La oración es para el hombre
el más grande de los bienes, decía Dom Prospero Gueranger, fundador y Abad de
Solesmes. Todos aquellos que buscamos la unión con Dios como fin único de
nuestra vida, estamos implicados en este camino grandioso y por momentos, terrible.
En cierto sentido, la oración es el alma de
nuestra vida, de nuestra existencia. Si el Vat. II en SC define la
Sagrada Liturgia como la cima y la fuente de
toda la vida de la Iglesia…, la
Santa Misa, la renovación incruenta del único Sacrificio de Cristo en el
Calvario, el memorial de su Pasión, muerte y resurrección, debe ser vivido en
un clima de oración contemplativa que nace y conduce a la unión con Dios.
En la Orden cartujana se tenía
conciencia viva que había que iniciar al novicio en el arte de la oración. No
era sólo cuestión de lanzarse al agua y rezar, sin tener conocimiento del
camino a realizar. Hay múltiples peligros en este camino de misterio, tal vez
el único que vale la pena ser recorrido en esta vida. De aquí la necesidad de
un padre espiritual que pueda alentar, corregir, guiar.
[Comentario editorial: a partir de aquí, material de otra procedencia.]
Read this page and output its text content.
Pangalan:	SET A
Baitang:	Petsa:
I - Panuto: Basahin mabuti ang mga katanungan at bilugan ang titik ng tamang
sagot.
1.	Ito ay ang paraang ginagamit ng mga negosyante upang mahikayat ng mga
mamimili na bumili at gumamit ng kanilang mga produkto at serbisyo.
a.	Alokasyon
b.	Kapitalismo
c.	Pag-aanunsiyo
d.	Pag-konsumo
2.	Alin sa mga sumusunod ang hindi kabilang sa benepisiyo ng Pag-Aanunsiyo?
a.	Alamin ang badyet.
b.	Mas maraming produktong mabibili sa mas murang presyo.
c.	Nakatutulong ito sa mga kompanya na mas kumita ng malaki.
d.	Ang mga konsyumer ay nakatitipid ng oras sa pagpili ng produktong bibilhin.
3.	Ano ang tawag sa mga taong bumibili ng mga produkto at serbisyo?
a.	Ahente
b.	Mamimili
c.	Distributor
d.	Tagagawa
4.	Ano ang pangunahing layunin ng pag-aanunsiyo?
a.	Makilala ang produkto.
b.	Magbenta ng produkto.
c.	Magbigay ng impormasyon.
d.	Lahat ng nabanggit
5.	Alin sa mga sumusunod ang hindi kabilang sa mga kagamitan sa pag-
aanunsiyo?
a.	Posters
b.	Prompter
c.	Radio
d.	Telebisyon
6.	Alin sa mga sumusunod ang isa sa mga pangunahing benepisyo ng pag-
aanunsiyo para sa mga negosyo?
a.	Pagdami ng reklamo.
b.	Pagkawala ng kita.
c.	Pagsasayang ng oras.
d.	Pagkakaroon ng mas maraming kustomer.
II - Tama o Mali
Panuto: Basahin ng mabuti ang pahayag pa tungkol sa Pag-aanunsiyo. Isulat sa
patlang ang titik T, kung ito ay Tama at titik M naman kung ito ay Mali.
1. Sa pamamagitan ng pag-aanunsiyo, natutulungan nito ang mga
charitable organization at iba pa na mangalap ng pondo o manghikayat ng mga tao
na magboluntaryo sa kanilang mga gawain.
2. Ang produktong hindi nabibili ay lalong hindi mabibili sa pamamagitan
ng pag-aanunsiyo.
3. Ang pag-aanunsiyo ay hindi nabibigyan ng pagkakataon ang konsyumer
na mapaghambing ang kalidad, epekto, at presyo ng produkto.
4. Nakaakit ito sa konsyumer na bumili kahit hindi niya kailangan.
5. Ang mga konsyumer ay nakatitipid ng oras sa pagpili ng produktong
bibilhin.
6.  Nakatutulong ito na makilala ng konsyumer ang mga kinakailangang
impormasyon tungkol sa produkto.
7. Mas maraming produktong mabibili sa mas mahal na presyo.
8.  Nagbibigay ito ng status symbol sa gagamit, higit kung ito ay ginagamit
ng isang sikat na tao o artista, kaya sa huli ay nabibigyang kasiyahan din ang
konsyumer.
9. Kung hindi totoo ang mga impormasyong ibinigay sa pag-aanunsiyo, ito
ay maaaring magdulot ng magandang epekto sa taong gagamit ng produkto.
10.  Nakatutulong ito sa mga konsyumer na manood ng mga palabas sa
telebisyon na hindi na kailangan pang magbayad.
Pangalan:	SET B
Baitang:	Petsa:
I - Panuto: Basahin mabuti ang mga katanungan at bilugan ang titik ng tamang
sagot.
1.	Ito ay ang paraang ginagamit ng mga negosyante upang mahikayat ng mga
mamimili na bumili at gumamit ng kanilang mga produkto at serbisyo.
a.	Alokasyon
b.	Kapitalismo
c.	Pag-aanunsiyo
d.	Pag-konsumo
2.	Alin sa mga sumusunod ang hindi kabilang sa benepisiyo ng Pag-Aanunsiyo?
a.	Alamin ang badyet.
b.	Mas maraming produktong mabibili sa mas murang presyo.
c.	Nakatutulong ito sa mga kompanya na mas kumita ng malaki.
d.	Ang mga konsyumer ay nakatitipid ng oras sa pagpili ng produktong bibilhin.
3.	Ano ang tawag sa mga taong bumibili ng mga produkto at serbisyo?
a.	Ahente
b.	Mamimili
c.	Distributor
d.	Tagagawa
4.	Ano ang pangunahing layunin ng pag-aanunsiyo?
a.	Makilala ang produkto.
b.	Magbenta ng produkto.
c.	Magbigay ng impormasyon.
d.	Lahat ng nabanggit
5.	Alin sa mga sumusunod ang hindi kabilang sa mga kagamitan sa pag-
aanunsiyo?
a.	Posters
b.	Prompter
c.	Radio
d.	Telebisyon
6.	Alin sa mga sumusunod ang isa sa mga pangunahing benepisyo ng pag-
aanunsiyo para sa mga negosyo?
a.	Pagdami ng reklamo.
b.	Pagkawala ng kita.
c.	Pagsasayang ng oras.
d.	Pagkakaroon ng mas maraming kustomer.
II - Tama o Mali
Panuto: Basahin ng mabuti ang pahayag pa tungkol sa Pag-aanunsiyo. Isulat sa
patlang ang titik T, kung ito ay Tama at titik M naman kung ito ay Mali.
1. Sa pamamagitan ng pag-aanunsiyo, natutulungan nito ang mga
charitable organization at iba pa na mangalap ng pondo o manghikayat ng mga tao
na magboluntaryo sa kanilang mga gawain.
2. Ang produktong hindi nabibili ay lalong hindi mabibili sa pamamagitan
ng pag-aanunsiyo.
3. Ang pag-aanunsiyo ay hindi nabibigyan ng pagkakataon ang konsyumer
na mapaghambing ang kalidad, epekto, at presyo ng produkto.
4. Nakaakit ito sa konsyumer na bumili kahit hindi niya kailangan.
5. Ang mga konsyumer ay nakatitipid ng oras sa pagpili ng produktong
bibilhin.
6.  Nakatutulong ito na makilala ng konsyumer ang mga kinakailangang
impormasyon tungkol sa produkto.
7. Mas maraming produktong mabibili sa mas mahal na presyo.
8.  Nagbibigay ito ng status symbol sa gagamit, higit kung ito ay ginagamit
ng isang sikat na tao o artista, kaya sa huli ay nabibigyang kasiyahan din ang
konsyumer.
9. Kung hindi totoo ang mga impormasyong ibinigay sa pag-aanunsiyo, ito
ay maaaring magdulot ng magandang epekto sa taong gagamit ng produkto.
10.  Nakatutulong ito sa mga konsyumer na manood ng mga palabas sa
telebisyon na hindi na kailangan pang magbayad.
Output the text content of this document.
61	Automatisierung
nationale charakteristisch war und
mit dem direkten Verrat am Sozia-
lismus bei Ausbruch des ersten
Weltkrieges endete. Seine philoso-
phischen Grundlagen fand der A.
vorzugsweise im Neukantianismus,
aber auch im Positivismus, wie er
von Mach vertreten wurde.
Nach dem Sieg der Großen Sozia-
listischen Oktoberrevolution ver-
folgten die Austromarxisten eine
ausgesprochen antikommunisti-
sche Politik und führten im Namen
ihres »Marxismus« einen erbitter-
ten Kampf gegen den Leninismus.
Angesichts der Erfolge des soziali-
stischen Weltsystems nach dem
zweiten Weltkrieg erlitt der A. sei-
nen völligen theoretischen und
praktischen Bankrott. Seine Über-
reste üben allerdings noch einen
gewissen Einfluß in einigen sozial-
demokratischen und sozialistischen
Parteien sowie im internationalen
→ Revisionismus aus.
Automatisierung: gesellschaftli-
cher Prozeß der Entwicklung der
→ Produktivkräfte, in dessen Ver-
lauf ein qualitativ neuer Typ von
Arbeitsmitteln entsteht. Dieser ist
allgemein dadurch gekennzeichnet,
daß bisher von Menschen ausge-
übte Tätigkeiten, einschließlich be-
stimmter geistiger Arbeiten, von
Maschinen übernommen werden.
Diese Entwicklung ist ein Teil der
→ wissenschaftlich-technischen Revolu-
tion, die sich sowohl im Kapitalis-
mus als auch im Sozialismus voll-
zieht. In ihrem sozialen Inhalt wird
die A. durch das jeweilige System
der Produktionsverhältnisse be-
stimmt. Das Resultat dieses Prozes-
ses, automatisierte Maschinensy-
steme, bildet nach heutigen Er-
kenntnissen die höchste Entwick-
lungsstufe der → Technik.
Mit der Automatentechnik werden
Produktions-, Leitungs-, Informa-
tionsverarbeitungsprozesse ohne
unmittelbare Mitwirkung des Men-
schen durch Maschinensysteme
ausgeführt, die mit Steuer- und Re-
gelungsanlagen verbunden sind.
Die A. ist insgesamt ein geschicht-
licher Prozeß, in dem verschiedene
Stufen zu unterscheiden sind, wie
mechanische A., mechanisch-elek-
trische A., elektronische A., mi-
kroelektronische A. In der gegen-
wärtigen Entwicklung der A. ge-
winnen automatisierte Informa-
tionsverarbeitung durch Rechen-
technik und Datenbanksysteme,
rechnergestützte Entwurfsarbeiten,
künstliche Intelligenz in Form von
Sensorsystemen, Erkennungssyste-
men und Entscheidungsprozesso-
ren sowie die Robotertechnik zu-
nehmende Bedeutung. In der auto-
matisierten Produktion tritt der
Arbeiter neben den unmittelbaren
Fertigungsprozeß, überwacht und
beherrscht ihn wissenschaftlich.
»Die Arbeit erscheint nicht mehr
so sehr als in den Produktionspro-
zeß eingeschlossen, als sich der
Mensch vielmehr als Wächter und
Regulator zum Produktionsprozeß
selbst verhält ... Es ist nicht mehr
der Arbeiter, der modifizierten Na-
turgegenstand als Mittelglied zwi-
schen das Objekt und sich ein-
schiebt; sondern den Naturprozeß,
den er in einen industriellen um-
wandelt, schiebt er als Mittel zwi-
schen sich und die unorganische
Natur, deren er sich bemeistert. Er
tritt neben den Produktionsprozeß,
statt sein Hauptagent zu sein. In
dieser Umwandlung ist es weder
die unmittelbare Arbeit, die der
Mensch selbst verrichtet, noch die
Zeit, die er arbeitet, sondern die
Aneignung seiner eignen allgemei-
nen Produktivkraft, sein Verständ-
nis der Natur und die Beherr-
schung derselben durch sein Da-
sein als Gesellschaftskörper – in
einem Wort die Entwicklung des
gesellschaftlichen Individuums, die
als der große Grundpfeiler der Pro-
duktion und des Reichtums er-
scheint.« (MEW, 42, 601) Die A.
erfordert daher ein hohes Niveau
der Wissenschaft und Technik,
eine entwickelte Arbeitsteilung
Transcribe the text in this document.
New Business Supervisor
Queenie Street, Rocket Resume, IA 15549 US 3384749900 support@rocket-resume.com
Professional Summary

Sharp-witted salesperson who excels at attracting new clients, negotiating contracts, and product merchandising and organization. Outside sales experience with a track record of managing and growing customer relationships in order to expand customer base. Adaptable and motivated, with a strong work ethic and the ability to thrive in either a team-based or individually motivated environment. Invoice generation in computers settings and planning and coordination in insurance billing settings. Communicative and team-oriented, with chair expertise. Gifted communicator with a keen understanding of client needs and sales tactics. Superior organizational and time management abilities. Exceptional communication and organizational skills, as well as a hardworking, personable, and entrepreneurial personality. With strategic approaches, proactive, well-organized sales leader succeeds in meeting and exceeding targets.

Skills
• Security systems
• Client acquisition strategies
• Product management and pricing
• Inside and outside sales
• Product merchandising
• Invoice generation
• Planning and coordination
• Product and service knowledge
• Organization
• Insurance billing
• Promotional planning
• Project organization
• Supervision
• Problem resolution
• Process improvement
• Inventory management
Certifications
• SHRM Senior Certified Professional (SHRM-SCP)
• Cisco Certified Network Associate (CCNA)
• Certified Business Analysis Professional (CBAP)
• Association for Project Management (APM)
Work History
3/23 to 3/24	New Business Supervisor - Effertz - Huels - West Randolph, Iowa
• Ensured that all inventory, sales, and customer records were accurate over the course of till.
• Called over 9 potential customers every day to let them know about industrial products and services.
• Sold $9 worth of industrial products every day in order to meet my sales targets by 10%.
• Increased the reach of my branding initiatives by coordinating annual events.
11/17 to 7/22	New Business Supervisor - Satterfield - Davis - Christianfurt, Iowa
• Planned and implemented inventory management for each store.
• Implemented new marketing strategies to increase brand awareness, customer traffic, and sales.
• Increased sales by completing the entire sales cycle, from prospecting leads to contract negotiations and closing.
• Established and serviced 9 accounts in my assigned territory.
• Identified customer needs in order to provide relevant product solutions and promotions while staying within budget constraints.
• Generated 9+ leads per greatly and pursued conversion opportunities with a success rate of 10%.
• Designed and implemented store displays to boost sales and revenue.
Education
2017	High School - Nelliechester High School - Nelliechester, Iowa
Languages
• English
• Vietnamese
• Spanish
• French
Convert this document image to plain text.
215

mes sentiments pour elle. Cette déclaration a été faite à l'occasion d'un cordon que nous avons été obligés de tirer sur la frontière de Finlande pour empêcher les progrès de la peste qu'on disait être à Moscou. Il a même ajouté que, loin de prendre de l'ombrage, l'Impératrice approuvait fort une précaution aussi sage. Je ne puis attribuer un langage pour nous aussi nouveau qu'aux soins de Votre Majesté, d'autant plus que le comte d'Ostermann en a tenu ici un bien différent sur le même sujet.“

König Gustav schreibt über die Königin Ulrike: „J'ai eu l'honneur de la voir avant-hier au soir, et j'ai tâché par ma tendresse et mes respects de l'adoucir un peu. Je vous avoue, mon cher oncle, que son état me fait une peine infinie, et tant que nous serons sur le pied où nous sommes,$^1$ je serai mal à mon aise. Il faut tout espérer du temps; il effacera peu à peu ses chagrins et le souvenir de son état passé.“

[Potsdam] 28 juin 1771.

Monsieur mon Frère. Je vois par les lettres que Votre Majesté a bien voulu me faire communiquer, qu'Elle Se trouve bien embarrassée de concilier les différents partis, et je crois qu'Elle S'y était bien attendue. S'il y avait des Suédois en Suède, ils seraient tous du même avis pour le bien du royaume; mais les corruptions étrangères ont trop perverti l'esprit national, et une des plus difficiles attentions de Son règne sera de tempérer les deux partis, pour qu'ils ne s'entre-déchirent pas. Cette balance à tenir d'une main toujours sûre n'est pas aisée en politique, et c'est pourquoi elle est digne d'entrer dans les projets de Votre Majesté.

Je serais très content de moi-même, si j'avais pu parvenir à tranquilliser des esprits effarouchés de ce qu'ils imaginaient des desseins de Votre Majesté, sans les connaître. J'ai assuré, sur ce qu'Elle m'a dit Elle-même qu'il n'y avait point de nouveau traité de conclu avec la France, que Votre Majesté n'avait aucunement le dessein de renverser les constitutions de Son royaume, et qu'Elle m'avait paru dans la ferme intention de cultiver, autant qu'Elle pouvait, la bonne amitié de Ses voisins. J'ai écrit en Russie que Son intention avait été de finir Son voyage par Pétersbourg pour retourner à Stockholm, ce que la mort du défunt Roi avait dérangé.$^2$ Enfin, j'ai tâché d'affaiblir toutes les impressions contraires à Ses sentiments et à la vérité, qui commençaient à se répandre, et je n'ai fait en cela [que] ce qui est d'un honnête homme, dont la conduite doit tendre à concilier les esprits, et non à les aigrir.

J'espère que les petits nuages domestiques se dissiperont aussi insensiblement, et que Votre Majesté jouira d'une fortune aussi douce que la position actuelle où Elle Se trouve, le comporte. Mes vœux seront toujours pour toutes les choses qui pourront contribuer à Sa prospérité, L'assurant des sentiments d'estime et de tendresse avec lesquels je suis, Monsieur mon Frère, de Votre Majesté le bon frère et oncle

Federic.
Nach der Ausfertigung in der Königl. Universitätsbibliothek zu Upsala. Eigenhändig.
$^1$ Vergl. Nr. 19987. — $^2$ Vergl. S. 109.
Las almas son como las flores
de los campos, de una variedad asombrosa. Cada una con su belleza. Cada una
lavada por la Sangre del Cordero. Cada una con su pecado y su camino de
purificación y expiación. Por tanto, el camino de la oración de cada una es,
tal vez, único. Pero eso no obsta que existan elementos comunes a todos los
caminos, así como espiritualidades más específicas por donde adentrarse en este
camino de “oscuridad luminosa” de las
virtudes teologales.
Los métodos tiene su valor muy
relativo. Los verdaderos maestros espirituales lo saben. Lo verdaderamente
importante es entrar en la Escuela del Espíritu Santo. Aprender a dejarse guiar
por Él, entrando de lleno en el camino de los dones del mismo Santo Espíritu
(cf. Iraburu, Por obra del Espíritu Santo).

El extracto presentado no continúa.